Nonlinear Dynamics And Delayed Feedback Control Of Micro-gyroscope System

In this thesis, the nonlinear dynamics behaviors and theirs delayed feedback control of a micro-gyroscope system are investigated, and the following results are given. Firstly, the differential equations of motion of the micro-gyroscope system are obtained based on the Lagrange equation, and then simplified with the actual working condition. For the free vibration of the system, the stability of the trivial solution is discussed.Secondly, the nonlinear dynamics and delayed feedback control of the forced vibration of the micro-gyroscope system is studied. The averaging method is used to solve the motion equations of the forced system and obtain the averaged equations. The influence of system parameters on the amplitude of the vibration is discussed. Then according to the theory of singularity, the bifurcation equation acquired from the averaged equations, is simplified and studied to analysis the bifurcation behavior of the system. In the following, delayed feedback control is applied to the forced micro-gyroscope system, and the effects of feedback parameters on the amplitude of the vibration are discussed.Thirdly, the nonlinear dynamics and delayed feedback control of the parametrically excited vibration of the micro-gyroscope system is investigated. The same as above, the averaging method is used to solve the motion equations and obtain the averaged equations of the system. With the help of Routh-Hurwitz criteria, the stability of the trivial solution is analyzed. The influence of gyroscope forces corresponding to different detuning parameter conditions are examined based on the averaging equations. The singularity theory is employed to study the effects of system parameters on the bifurcation behavior of the system.
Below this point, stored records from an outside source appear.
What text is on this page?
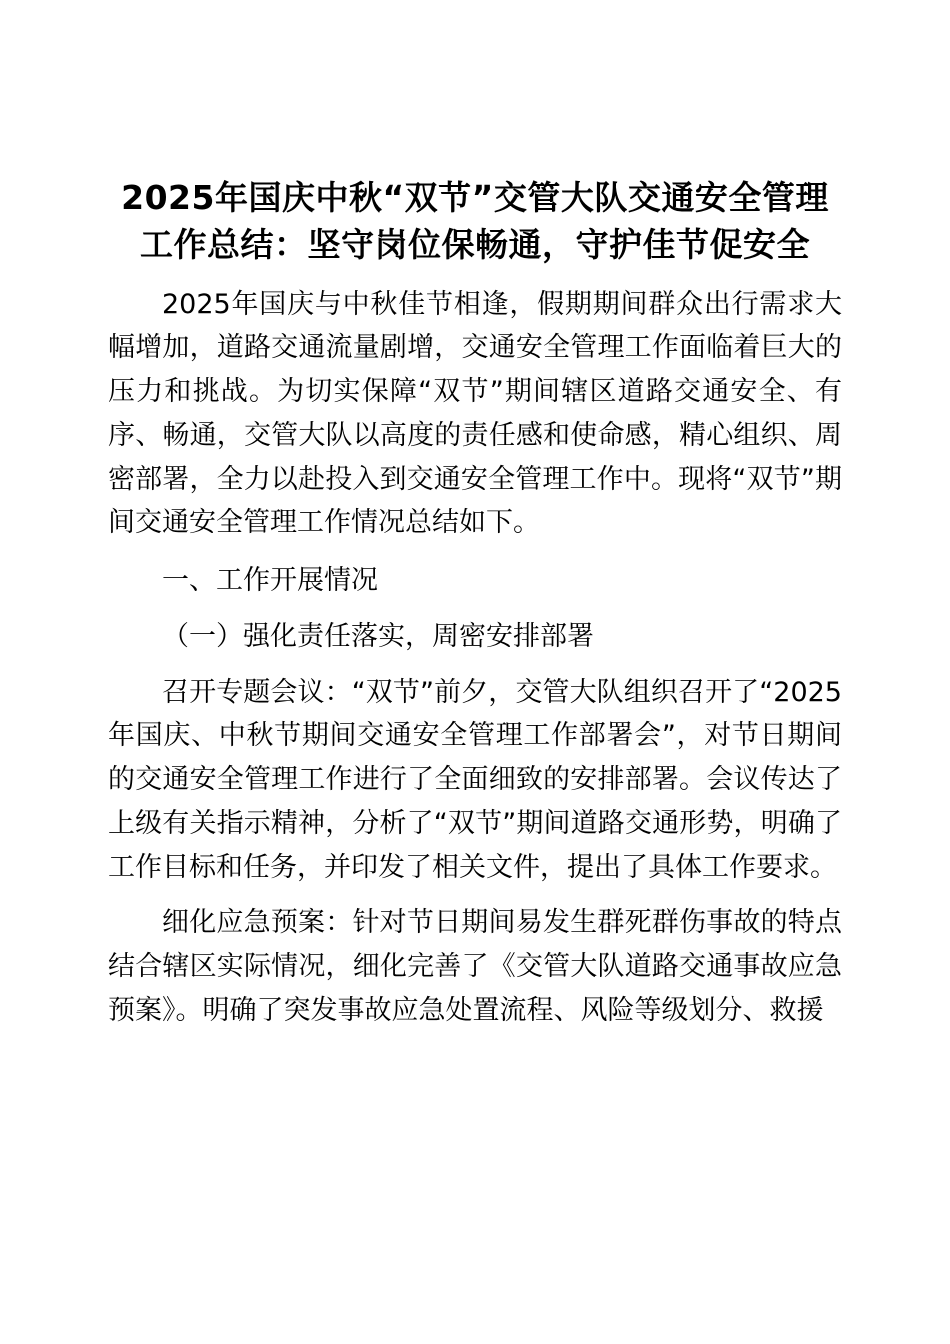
2025年国庆中秋“双节”交管大队交通安全管理工作总结：坚守岗位保畅通，守护佳节促安全

2025年国庆与中秋佳节相逢，假期期间群众出行需求大幅增加，道路交通流量剧增，交通安全管理工作面临着巨大的压力和挑战。为切实保障“双节”期间辖区道路交通安全、有序、畅通，交管大队以高度的责任感和使命感，精心组织、周密部署，全力以赴投入到交通安全管理工作中。现将“双节”期间交通安全管理工作情况总结如下。

一、工作开展情况

（一）强化责任落实，周密安排部署

召开专题会议：“双节”前夕，交管大队组织召开了“2025年国庆、中秋节期间交通安全管理工作部署会”，对节日期间的交通安全管理工作进行了全面细致的安排部署。会议传达了上级有关指示精神，分析了“双节”期间道路交通形势，明确了工作目标和任务，并印发了相关文件，提出了具体工作要求。

细化应急预案：针对节日期间易发生群死群伤事故的特点结合辖区实际情况，细化完善了《交管大队道路交通事故应急预案》。明确了突发事故应急处置流程、风险等级划分、救援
Then a bifurcation diagram with the increase of detuning parameter is given to investigate the complex dynamical behaviors of the parametrically excited system. The parametrically excited micro-gyroscope system under delayed feedback control is examined. The influence of feedback control parameters on the stability of the trivial solution, the amplitude of the vibration as well as the complex dynamical behaviors is discussed.